I say all this as a lead-up to last Saturday night’s Shiver Shiver CD release show at Slowdown Jr. SS, to me, isn’t so much a rock band as a hybrid of pop and smooth jazz, not so much Steely Dan as Bob James with Squeeze, Ben Folds and Todd Rundgren thrown in. As I said last week, I’d heard the band perform twice — at O’Leaver’s and at “Dario-fest” — and neither performance captured the essence of their recordings. Last Saturday night’s show did, thanks to Slowdown’s jazzy vibe and state-of-the-art sound system. The two-piece of Jordan Elsberry and Chase Thornburg glided through a set of songs off their new album, Soulless Sex Appeal, with the casualness of seasoned road veterans playing yet another gig. Drummer Thornburg is a jazzy Max Weinberg, just an amazing guy on the skins. But it’s Elsberry who plays the role of frontman. Looking like a bespectacled Adam Samberg standing behind a pair of keyboards in faux Armani (actually, both wore suits), he got the crowd of 100 or so grooving with his bouncing keys and swarthy vocals. As one member of one of the city’s more popular Creek-related bands said from the side of the stage, no one around town is doing anything like this. They’ve got the market to themselves playing a style of music that has a universal appeal (certainly more so than Slowdown’s usual bands). Now we’ll see if they do anything with it, as in hit the road and make a name for themselves outside of Nebraska. They certainly have the chops to do it…

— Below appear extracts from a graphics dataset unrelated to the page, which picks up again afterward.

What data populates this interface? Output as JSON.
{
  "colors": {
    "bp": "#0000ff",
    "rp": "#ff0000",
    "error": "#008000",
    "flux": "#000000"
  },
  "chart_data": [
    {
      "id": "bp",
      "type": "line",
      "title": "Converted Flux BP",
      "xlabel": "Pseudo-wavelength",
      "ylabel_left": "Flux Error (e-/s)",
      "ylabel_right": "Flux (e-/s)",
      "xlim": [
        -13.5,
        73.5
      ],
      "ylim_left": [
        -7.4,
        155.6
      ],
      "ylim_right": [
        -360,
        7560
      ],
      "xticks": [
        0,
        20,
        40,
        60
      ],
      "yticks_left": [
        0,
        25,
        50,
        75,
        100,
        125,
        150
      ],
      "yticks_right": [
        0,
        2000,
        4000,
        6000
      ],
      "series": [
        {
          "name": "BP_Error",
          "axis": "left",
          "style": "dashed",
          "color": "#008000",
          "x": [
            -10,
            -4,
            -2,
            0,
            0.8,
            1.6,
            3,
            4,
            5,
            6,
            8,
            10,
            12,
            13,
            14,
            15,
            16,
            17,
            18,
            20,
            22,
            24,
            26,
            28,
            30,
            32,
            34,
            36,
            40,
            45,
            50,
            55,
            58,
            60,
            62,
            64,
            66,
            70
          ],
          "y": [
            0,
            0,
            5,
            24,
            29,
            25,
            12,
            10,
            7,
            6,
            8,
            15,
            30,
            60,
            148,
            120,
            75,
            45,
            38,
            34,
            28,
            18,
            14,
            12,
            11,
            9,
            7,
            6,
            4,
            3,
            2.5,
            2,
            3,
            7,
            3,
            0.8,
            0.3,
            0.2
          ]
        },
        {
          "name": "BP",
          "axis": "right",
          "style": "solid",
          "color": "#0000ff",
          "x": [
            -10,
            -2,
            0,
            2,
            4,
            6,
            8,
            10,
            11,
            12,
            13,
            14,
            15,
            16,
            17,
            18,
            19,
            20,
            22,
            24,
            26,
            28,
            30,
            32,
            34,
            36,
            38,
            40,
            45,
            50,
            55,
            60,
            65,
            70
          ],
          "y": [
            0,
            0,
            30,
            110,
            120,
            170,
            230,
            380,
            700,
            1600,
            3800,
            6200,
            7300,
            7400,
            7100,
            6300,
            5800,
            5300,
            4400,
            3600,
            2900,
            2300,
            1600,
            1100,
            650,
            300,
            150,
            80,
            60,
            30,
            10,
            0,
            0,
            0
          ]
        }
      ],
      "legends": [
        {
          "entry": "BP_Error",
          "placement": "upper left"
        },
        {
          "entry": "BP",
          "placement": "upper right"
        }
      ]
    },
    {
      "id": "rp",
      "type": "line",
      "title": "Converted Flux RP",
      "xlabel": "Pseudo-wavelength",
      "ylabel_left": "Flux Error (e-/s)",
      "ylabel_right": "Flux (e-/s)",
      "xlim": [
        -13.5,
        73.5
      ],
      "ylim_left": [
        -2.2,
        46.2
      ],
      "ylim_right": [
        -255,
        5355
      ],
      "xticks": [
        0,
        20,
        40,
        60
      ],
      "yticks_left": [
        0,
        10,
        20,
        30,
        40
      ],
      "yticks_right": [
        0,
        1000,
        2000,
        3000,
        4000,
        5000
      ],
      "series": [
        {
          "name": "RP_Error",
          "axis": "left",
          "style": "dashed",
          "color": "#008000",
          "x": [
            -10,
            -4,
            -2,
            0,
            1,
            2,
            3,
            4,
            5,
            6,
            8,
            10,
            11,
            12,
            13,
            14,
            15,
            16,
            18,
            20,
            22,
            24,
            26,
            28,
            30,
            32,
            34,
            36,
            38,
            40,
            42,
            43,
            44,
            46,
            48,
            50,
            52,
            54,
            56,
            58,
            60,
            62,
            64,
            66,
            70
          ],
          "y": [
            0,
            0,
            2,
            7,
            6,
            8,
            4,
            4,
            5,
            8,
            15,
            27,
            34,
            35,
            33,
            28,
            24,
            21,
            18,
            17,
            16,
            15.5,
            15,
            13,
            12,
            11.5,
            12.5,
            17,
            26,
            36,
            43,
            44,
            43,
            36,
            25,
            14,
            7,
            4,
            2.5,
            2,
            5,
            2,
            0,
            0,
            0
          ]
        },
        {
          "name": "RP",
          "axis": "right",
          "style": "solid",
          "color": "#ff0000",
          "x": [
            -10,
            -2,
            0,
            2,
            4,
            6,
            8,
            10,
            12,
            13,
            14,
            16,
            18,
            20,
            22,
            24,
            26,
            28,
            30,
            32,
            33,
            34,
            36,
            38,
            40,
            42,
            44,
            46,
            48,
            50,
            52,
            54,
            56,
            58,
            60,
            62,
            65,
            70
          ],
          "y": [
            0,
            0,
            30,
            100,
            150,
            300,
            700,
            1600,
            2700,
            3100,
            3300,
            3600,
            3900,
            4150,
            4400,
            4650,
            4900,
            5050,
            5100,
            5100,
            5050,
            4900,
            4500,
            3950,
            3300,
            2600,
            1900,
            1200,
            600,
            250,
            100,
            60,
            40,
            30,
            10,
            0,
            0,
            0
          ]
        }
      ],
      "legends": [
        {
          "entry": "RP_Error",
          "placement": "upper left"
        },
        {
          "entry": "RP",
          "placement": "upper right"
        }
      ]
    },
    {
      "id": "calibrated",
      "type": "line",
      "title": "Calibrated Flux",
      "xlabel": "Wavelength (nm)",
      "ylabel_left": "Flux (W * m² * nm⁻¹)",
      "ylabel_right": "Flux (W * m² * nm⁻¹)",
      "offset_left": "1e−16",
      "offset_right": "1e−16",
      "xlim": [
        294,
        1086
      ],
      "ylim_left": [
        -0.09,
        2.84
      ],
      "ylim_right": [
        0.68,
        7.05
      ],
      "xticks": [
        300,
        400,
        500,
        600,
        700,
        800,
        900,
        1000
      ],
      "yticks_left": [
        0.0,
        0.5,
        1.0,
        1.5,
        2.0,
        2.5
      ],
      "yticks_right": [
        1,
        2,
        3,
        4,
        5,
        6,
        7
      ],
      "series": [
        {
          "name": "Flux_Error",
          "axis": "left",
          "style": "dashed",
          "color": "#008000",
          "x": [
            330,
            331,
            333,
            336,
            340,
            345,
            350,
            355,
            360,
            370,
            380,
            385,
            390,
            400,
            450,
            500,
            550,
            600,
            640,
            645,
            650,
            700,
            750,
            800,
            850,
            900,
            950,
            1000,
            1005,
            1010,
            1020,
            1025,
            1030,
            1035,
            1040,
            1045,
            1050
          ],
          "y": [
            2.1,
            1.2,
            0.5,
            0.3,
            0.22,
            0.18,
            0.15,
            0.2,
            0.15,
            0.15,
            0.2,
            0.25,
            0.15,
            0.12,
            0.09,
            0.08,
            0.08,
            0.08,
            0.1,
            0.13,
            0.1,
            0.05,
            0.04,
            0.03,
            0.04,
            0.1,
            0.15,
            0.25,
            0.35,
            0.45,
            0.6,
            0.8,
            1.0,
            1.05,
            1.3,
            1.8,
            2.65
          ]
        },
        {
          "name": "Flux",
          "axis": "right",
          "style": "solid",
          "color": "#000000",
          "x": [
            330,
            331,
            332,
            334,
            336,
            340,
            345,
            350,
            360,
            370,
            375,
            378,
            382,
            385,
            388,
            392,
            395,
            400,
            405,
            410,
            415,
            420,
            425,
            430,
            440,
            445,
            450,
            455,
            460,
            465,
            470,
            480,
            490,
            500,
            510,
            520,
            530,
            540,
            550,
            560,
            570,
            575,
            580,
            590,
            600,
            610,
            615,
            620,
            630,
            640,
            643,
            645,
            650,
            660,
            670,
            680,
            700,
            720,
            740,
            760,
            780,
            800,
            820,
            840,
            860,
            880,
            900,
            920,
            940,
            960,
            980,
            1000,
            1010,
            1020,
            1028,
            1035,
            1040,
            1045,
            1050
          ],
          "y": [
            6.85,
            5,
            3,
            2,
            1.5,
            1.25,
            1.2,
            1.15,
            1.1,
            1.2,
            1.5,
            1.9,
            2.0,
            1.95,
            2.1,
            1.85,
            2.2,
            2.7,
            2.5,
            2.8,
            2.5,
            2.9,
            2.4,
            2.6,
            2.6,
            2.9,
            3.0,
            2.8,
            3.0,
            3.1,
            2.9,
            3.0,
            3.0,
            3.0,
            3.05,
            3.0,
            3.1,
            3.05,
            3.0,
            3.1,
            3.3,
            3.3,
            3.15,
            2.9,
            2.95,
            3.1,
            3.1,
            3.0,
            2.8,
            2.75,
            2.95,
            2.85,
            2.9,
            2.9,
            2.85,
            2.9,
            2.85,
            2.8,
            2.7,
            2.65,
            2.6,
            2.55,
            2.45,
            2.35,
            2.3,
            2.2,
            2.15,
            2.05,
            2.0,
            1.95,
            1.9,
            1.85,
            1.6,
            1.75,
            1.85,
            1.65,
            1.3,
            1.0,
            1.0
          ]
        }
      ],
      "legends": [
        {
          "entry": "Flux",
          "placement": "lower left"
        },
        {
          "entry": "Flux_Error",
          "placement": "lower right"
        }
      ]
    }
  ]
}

I couldn’t let the evening get away without dropping by The Saddle Creek Bar for the Big Al 1-year anniversary show. I only caught the last few minutes of the Filter King’s roaring set before they packed up and headed off to The Niner for yet another show. Big Al and Metal Barbie ripped into the same set of home-made metal standards (with the volume turned to 11) that they played a year ago. including “Oregano,” “It’s War You Die” “Cold Hard Steel” and all the rest, along with a second helping of “Oregano” just before 1 a.m. Now it’s onto year two, which one hopes will bring with it some new material…

* * *

Billboard reports that Conor Oberst’s self-titled solo CD debuted at No. 37 on the UK album charts, where it’s competing with the likes of Coldplay, Abba and Rihanna. So how well did it do on the U.S. charts? We’ll have to wait and see. For what it’s worth, the album currently stands at No. 6 on the iTunes download chart, fueled in part by a massive feature in last Friday’s New York Times by Jon Pareles (here). An interesting scheduling comment at the end of the piece: Pareles said Oberst had a year of work lined up outside of Bright Eyes, what with a solo tour that will last well into next year and a new record with M. Ward and Jim James (There’s no word what label that’ll be released on). If that’s the case, don’t expect another Bright Eyes album until 2010, maybe longer…

In other Saddle Creek news, DCist reported last week (here) that Georgie James, one of the Creek’s more recent signings (May 2007) called it quits. Look for solo efforts by both members in the near future.